Left Atrial Size and Risk of Major Cardiovascular Events During Antihypertensive Treatment. Losartan Intervention for Endpoint Reduction in Hypertension Trial

Eva Gerdts*; Kristian Wachtell; Per Omvik; Jan Erik Otterstad; Lasse Oikarinen; Kurt Boman; Björn Dahlöf; and Richard B. Devereux

From the Institute of Medicine (E.G., P.O.), University of Bergen, Bergen, Norway; the Department of Medicine (K.W.), Copenhagen County University Hospital, Glostrup, Denmark; the Department of Medicine (J.E.O.), Vestfold Central Hospital, Tönsberg, Norway; the Department of Cardiology (L.O.), Helsinki University Central Hospital, Helsinki, Finland; the Department of Medicine (K.B.), Skellefteå Hospital and Umeå University, Skellefteå, Sweden; the Department of Medicine (B.D.), Sahlgrenska University Hospital/Östra, Gothenburg, Sweden; and the Department of Medicine (R.B.D.), Weill Medical College of Cornell University, New York, NY.

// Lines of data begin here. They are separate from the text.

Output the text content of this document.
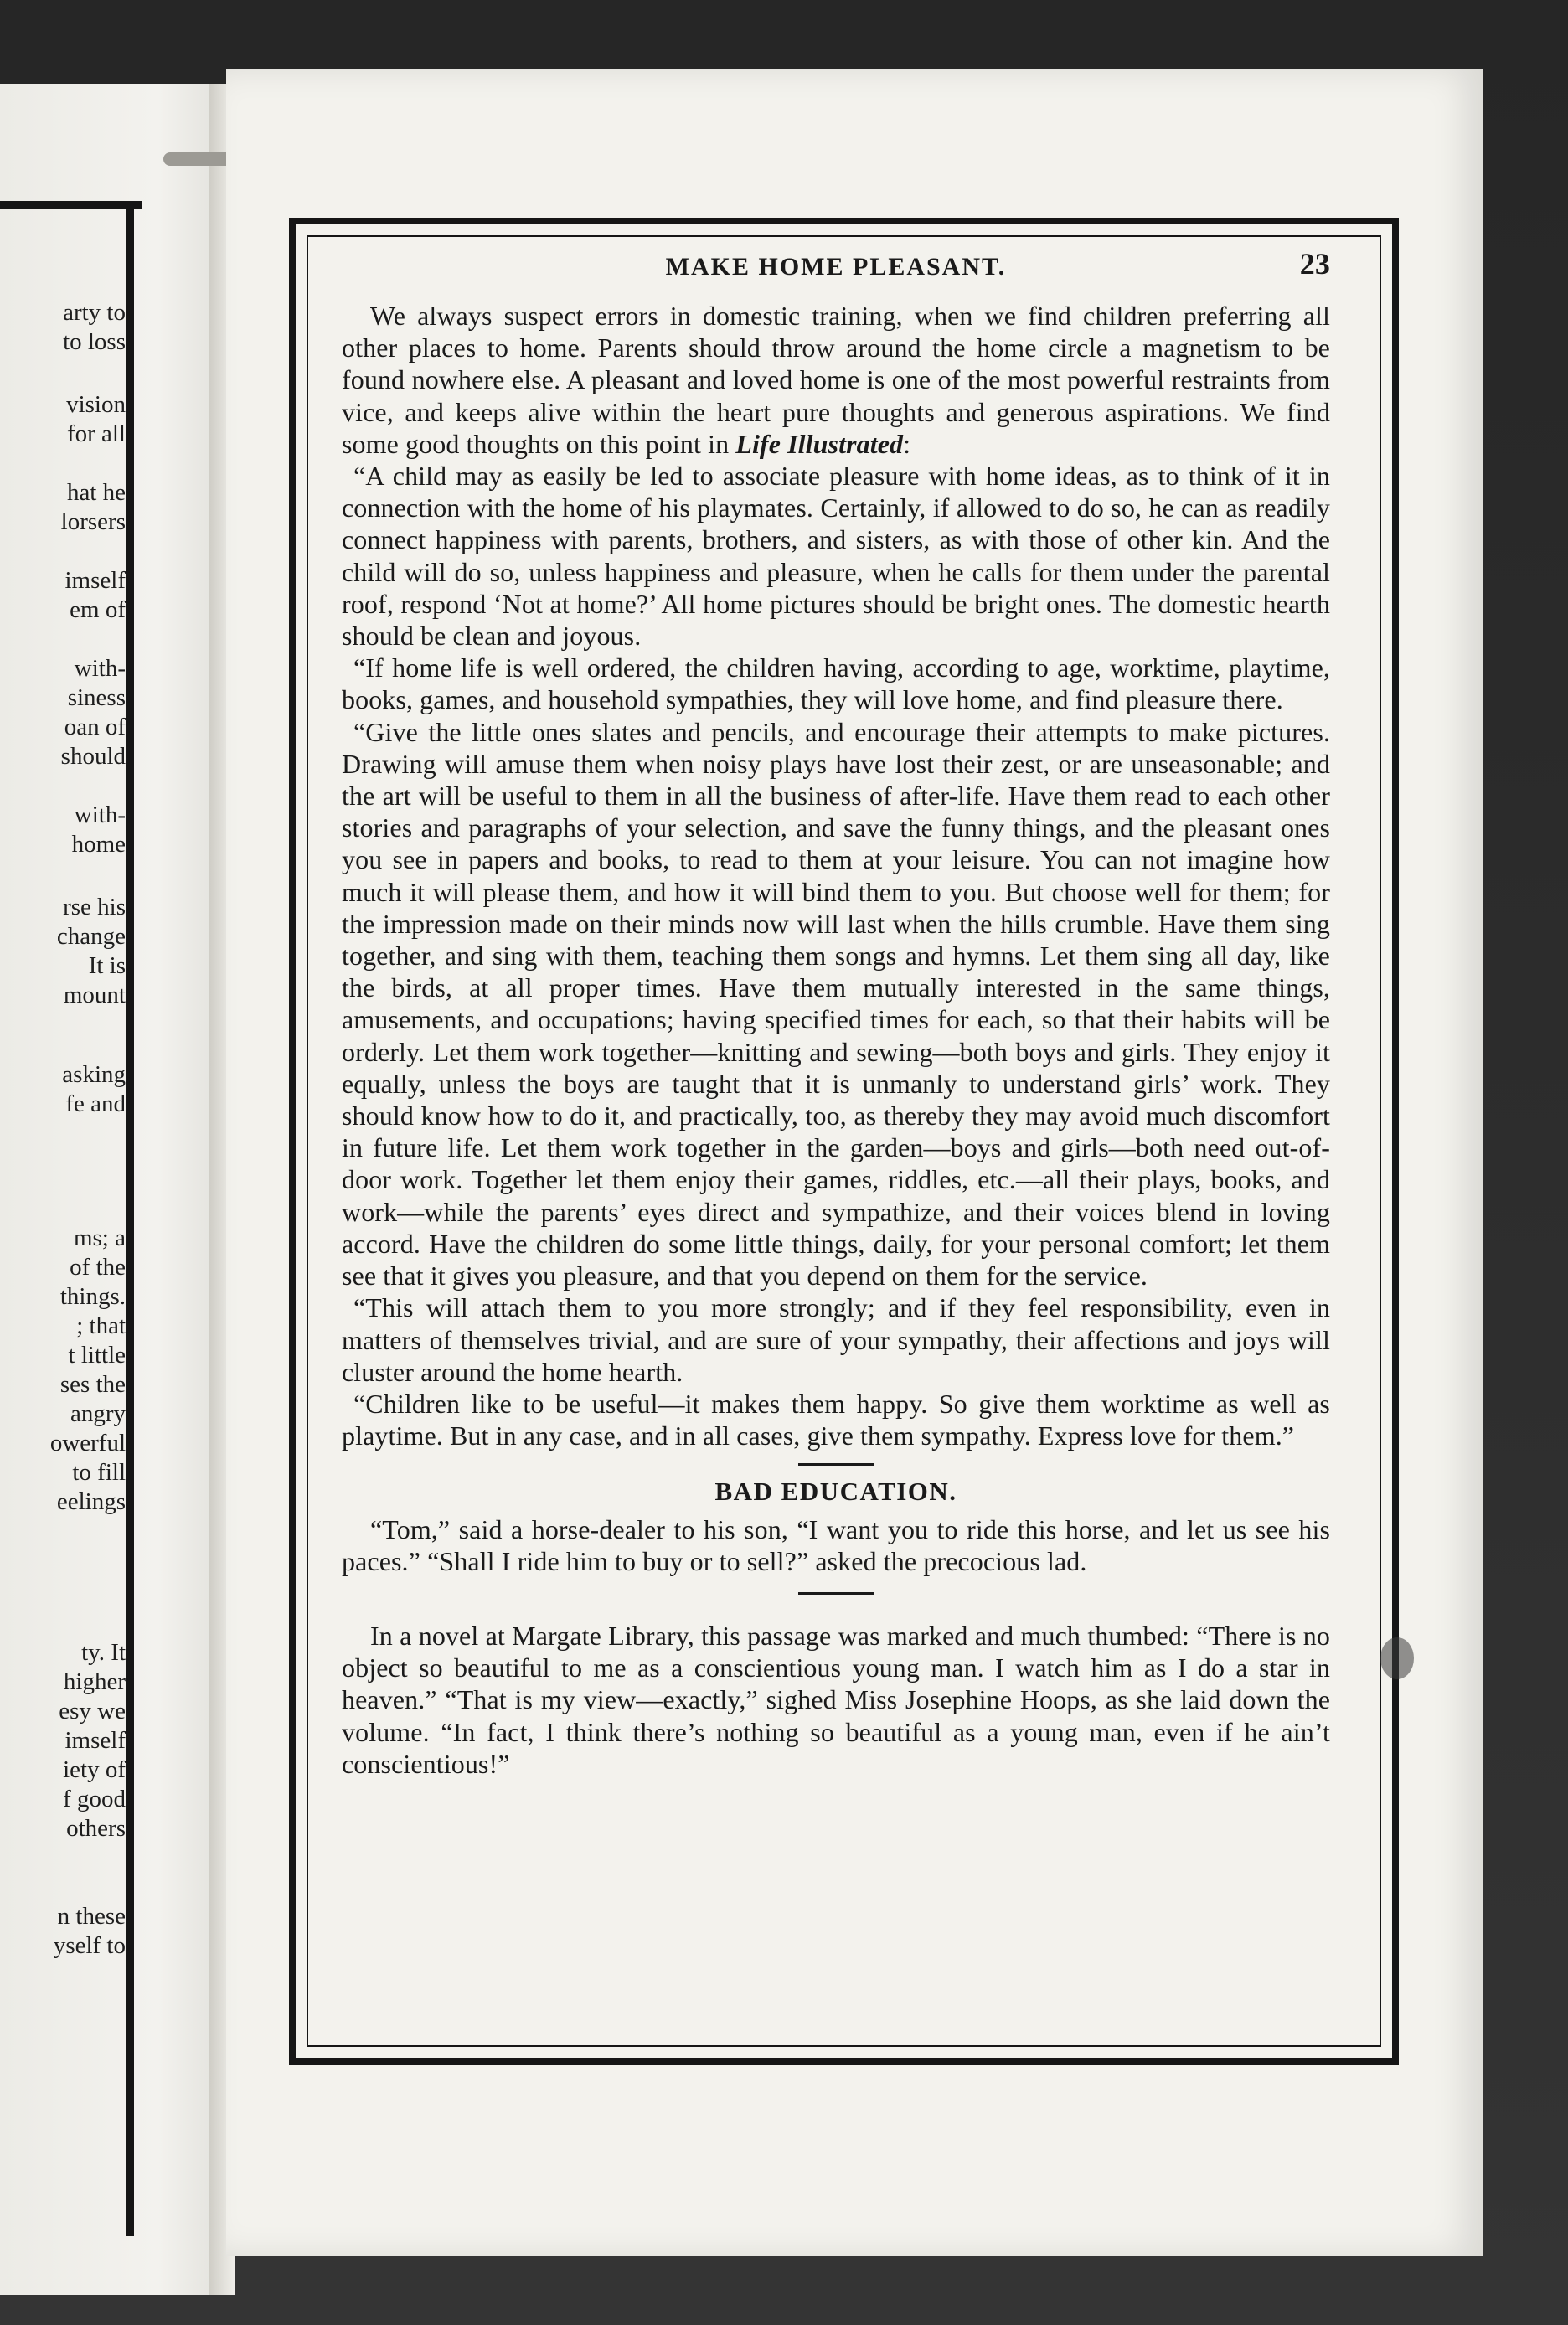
arty to
to loss
vision
for all
hat he
lorsers
imself
em of
with-
siness
oan of
should
with-
home
rse his
change
It is
mount
asking
fe and
ms; a
of the
things.
; that
t little
ses the
angry
owerful
to fill
eelings
ty. It
higher
esy we
imself
iety of
f good
others
n these
yself to
MAKE HOME PLEASANT.	23

We always suspect errors in domestic training, when we find children preferring all other places to home. Parents should throw around the home circle a magnetism to be found nowhere else. A pleasant and loved home is one of the most powerful restraints from vice, and keeps alive within the heart pure thoughts and generous aspirations. We find some good thoughts on this point in Life Illustrated:

“A child may as easily be led to associate pleasure with home ideas, as to think of it in connection with the home of his playmates. Certainly, if allowed to do so, he can as readily connect happiness with parents, brothers, and sisters, as with those of other kin. And the child will do so, unless happiness and pleasure, when he calls for them under the parental roof, respond ‘Not at home?’ All home pictures should be bright ones. The domestic hearth should be clean and joyous.

“If home life is well ordered, the children having, according to age, worktime, playtime, books, games, and household sympathies, they will love home, and find pleasure there.

“Give the little ones slates and pencils, and encourage their attempts to make pictures. Drawing will amuse them when noisy plays have lost their zest, or are unseasonable; and the art will be useful to them in all the business of after-life. Have them read to each other stories and paragraphs of your selection, and save the funny things, and the pleasant ones you see in papers and books, to read to them at your leisure. You can not imagine how much it will please them, and how it will bind them to you. But choose well for them; for the impression made on their minds now will last when the hills crumble. Have them sing together, and sing with them, teaching them songs and hymns. Let them sing all day, like the birds, at all proper times. Have them mutually interested in the same things, amusements, and occupations; having specified times for each, so that their habits will be orderly. Let them work together—knitting and sewing—both boys and girls. They enjoy it equally, unless the boys are taught that it is unmanly to understand girls’ work. They should know how to do it, and practically, too, as thereby they may avoid much discomfort in future life. Let them work together in the garden—boys and girls—both need out-of-door work. Together let them enjoy their games, riddles, etc.—all their plays, books, and work—while the parents’ eyes direct and sympathize, and their voices blend in loving accord. Have the children do some little things, daily, for your personal comfort; let them see that it gives you pleasure, and that you depend on them for the service.

“This will attach them to you more strongly; and if they feel responsibility, even in matters of themselves trivial, and are sure of your sympathy, their affections and joys will cluster around the home hearth.

“Children like to be useful—it makes them happy. So give them worktime as well as playtime. But in any case, and in all cases, give them sympathy. Express love for them.”

BAD EDUCATION.

“Tom,” said a horse-dealer to his son, “I want you to ride this horse, and let us see his paces.” “Shall I ride him to buy or to sell?” asked the precocious lad.

In a novel at Margate Library, this passage was marked and much thumbed: “There is no object so beautiful to me as a conscientious young man. I watch him as I do a star in heaven.” “That is my view—exactly,” sighed Miss Josephine Hoops, as she laid down the volume. “In fact, I think there’s nothing so beautiful as a young man, even if he ain’t conscientious!”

* To whom correspondence should be addressed. E-mail: gerdtsev{at}online.no.

Abstract--The influence of left atrial size on cardiovascular events during antihypertensive treatment has not been reported previously from a long-term, prospective, randomized hypertension treatment trial. We recorded left atrial diameter by annual echocardiography and cardiovascular events in 881 hypertensive patients (41% women) with electrocardiographic left ventricular hypertrophy aged 55 to 80 (mean: 66) years during a mean of 4.8 years of randomized losartan- or atenolol-based treatment in the Losartan Intervention for Endpoint Reduction in Hypertension Study. During follow-up, a total of 88 primary end points (combined cardiovascular death, myocardial infarction, or stroke) occurred. In Cox regression, baseline left atrial diameter/height predicted incidence of cardiovascular events (hazard ratio: 1.98 per cm/m [95% CI: 1.02 to 3.83 per cm/m]; P=0.042) adjusted for significant effects of Framingham risk score and history of atrial fibrillation. Greater left atrial diameter reduction during follow-up was associated with greater reduction in left ventricular hypertrophy, absence of new-onset atrial fibrillation or mitral regurgitation during follow-up, and losartan-based treatment (B=-0.13±0.03 cm/m; P<0.001) in multiple linear regression, adjusting for baseline left atrial diameter/height. However, in time-varying Cox regression analysis, left atrial diameter reduction was not independent of left ventricular hypertrophy regression in predicting cardiovascular events during follow-up. In conclusion, left atrial diameter/height predicts risk of cardiovascular events independent of other clinical risk factors in hypertensive patients with left ventricular hypertrophy and may be useful in pretreatment clinical assessment of cardiovascular risk in these patients.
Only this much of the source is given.